Socialism is great, until you run out of other people’s money.
If you think we have an immigration problem NOW, just wait until we become a welfare society where everyone is guaranteed subsistence.
I wouldn’t want to work in a country where everyone gets to live and eat off of my productivity, just because they don’t have any hobbies that require money. Furthermore, I don’t think it would work very long. Too many people would opt for the lifestyle where they don’t want to work, putting a greater and greater burden on those who are productive.
I’m no fan of Ayn Rand, but believe she does make some good points. One of them is that an economy should be based on productivity, not need, because productivity is limited but need is infinite. Productivity is where wealth comes from. If you don’t reward it, it’ll disappear. “Rewarding” it by taking most of the fruits away and redistributing them to those who would rather loaf than work would cause a such a brain-drain that we’d need to keep productive people from moving out (just like Communism).
I talk about not wanting to subsidize those who are too lazy to work. I recognize that a lot of people would love to work but can’t find any work. However, in a system that feed those who don’t work regardless of the reason, that will generate a huge class of people who will become less and less fit for work. (Cultural evolution, not genetic.)
ON THE OTHER HAND, and hold onto your hat here because I’m about to do what sounds like a complete about face here …
I do suspect that eventually we’ll reach the point where the productivity required for maintaining a reasonable lifestyle won’t require much human labor, and won’t offer jobs for the majority of people. While I’m a staunch capitalist, I am only to the extent that it works, and in the above scenario, I worry that it fails. Maybe the subject for an IMHO thread.
I suspect that in such a case, something like DrCube’s proposal might be the best system.
Well that noted socialist, Milton Friedman, proposed a very similar system.
The difference is that my version isn’t means tested and so eliminates that much more bureaucracy and room for cheating.
Frankly, I consider myself “libertarian-ish” and I can see why you would oppose it at first. But think about it: Nobody is telling you how to spend your money, like with food stamps. There is no regulatory agency to capture. It uses the government to provide for the basic welfare of its citizens and gets the hell out of the market otherwise.
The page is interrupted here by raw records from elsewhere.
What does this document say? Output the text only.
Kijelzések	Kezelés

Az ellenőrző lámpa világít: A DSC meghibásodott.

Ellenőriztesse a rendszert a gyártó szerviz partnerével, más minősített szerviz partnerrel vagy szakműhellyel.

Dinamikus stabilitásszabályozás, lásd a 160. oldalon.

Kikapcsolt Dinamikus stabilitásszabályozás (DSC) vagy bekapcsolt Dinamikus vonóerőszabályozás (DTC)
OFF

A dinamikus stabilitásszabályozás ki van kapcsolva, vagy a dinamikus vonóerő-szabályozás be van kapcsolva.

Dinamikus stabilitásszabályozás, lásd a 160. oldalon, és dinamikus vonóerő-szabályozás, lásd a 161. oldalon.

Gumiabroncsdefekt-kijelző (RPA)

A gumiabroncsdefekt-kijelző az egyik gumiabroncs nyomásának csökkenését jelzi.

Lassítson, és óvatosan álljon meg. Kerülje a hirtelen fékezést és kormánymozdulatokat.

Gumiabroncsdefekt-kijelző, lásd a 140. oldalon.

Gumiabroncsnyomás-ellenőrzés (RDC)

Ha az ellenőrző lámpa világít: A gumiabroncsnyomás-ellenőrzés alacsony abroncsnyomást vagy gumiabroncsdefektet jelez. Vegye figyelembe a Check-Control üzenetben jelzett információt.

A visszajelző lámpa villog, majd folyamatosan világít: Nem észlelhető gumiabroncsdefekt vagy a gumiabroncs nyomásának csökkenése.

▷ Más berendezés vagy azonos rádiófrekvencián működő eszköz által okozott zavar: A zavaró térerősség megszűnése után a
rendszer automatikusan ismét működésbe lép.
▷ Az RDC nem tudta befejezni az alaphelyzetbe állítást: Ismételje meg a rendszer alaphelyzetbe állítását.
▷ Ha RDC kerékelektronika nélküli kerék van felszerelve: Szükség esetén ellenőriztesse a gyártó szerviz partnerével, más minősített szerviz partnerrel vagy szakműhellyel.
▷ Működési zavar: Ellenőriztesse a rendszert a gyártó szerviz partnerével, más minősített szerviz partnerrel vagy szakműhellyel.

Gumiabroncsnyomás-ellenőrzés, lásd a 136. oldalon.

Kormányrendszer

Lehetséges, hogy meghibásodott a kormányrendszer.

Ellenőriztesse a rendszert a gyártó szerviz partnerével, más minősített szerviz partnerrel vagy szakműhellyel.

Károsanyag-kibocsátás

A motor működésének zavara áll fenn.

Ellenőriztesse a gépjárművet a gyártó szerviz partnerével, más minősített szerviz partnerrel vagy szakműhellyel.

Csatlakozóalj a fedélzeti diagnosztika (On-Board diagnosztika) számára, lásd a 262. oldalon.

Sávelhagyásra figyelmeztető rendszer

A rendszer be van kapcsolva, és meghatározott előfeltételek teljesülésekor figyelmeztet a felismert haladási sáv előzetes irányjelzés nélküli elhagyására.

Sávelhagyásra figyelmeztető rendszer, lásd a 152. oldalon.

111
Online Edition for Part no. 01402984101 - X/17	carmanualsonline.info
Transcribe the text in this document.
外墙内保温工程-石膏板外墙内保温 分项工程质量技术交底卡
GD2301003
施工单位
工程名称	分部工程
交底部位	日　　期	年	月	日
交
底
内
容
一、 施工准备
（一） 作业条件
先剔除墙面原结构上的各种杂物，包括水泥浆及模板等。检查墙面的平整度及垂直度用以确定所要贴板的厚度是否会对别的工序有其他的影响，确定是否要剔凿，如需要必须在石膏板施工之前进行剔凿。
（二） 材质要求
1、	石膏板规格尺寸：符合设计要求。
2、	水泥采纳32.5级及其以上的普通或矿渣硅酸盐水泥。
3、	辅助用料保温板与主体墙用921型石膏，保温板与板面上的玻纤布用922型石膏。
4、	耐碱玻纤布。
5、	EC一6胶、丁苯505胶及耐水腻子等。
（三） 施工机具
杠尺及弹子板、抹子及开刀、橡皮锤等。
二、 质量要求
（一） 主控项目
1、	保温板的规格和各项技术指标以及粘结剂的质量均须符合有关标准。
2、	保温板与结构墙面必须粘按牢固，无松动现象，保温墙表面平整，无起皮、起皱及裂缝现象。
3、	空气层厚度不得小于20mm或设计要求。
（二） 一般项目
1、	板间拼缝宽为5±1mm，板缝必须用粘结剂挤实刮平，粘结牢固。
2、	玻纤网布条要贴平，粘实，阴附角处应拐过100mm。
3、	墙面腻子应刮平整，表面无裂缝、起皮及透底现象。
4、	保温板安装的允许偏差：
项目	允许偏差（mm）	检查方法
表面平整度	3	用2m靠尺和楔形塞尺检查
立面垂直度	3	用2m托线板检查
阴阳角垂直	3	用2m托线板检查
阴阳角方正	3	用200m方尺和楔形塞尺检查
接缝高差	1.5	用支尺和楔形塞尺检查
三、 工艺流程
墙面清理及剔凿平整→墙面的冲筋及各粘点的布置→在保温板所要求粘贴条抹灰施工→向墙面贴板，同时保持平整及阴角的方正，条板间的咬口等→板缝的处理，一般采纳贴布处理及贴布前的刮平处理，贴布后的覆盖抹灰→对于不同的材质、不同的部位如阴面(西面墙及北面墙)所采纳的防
I think something like this, coupled with deregulation (and better regulation) elsewhere, could be a win-win for libertarians and liberals alike. Poverty is terrible both for bleeding hearts and the cold, hard economy. And it’s within our power to make great strides towards ending it, while keeping people and markets free.
EDIT: Read this article, you’ll see we have a very similar system already. Let’s drop the dead weight of bureaucracy and keep everything above board and fair.
If you didn’t offer them the deal, they would continue to go hungry. So you would consider it less exploitative to let the bums starve?
That particular example is an obvious and egregious example of exploitation, because fighting (much less fighting in a sewer tank) has extremely dire risks to health and life. It’s kind of comical if you don’t consider it exploitation- it would be like a Nazi prison guard giving an inmate special privileges (or even freeing her) in exchange for sexual favors.